New EU fiscal law can boost growth and competitiveness while maintaining fiscal responsibility - MEP Kelleher

Published on: 23 April 2024

“Striking the right balance between the EU’s fiscal sustainability and supporting growth and competitiveness is at the heart of the final negotiated agreement on the Union’s Economic Governance Review,” says Irish MEP, Billy Kelleher.

Kelleher, who led the negotiations on behalf of the centrist Renew Europe group in the Parliament, and who played the kingmaker role when it came to forming a majority coalition, was speaking as assent to the final deal struck between the European Parliament and the European Council was given in Strasbourg this week.

“This compromise provides for an updated economic governance framework for all 27 EU Member States. In 2020, the EU´s existing fiscal rules were suspended to allow Member States greater budgetary flexibility to cope with the impact and aftermath of the Covid 19 pandemic, as well as the war in Ukraine and the ongoing conflicts in the Middle East.

“With the reactivation of the EU’s Stability and Growth Pact in 2024, I made sure that the new framework strikes the right balance between the need to stabilise our economy and return to sustainable debt levels on the one hand and have enough flexibility for promoting the strategic investments and reforms the EU needs on the other.

“Applying the same rules as the past would undoubtedly mean a return to austerity for many Member States and would inhibit the EU’s ability to compete with key geopolitical players such as China, the US and India in an increasingly volatile world.

“The last few years have been tumultuous, tough on our citizens, and a burden on our economy.
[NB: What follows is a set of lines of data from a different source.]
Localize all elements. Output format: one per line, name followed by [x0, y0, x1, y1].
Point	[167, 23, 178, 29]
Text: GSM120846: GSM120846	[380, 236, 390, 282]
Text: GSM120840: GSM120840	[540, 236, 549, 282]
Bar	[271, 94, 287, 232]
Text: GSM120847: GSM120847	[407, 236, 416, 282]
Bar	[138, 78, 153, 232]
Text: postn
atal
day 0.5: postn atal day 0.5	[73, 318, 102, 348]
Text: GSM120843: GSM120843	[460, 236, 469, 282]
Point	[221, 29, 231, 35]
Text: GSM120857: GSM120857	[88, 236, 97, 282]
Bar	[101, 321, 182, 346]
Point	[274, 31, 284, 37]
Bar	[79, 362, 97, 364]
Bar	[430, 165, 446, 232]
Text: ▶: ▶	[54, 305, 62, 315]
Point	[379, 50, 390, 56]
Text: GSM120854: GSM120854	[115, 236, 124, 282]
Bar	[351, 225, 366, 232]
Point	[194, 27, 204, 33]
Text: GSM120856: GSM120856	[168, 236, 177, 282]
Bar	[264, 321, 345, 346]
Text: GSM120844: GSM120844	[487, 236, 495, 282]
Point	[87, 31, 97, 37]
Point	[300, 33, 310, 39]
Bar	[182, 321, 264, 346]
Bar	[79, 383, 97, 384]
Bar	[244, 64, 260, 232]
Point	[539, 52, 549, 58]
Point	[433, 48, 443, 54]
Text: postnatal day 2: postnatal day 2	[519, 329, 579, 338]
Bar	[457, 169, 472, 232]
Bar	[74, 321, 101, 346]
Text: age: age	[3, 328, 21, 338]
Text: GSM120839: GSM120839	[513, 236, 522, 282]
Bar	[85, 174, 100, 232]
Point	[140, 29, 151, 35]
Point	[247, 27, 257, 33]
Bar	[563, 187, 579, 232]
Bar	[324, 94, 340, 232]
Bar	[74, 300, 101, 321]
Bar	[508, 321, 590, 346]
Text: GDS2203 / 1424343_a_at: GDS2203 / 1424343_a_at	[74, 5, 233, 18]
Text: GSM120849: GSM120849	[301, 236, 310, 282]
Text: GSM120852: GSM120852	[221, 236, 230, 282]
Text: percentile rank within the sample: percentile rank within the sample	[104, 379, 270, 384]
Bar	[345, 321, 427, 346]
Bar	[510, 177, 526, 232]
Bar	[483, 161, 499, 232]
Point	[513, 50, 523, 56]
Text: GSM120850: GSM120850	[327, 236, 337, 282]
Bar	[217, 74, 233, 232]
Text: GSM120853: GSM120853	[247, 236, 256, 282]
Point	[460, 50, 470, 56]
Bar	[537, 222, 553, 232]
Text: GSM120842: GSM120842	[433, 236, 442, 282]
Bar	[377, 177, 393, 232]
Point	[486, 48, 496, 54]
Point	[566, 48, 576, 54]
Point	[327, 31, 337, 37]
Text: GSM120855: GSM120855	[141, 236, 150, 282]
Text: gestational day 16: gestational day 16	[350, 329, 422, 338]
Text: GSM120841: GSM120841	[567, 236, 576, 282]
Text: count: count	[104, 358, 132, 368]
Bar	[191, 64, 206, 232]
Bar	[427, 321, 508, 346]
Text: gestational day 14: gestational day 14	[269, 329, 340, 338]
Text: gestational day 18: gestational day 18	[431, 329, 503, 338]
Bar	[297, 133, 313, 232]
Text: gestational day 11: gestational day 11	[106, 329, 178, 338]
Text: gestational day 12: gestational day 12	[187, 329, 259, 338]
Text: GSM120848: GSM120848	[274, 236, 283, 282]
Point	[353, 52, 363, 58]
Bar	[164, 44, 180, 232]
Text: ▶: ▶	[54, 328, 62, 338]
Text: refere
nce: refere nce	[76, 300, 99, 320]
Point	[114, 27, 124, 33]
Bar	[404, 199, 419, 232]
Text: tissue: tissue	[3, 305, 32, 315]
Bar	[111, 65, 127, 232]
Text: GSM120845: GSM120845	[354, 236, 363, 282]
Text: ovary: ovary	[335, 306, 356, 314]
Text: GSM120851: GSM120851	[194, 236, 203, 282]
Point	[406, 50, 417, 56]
This framework helps Member States determine a tailored-made plan to return to sustainable debt levels, whilst having the necessary flexibility to make investments for our future, as well as the necessary tools to address the climate-related challenges we face.

“Contrary to what some political groups and activists say, this new framework does not prohibit any investments but does help channel public money into much-needed reforms and investments.

“As a responsible politician and as someone charged with legislating for the Union’s future, I do not have the luxury of accessing the magic money tree that most left wing politicians believe will fund all their political promises.

“I believe that this agreement will allow Member States to address existing investment gaps by providing enough fiscal space for strategic public spending that will both strengthen the EU Single Market and help to deliver the digital and green transitions,” concluded Kelleher.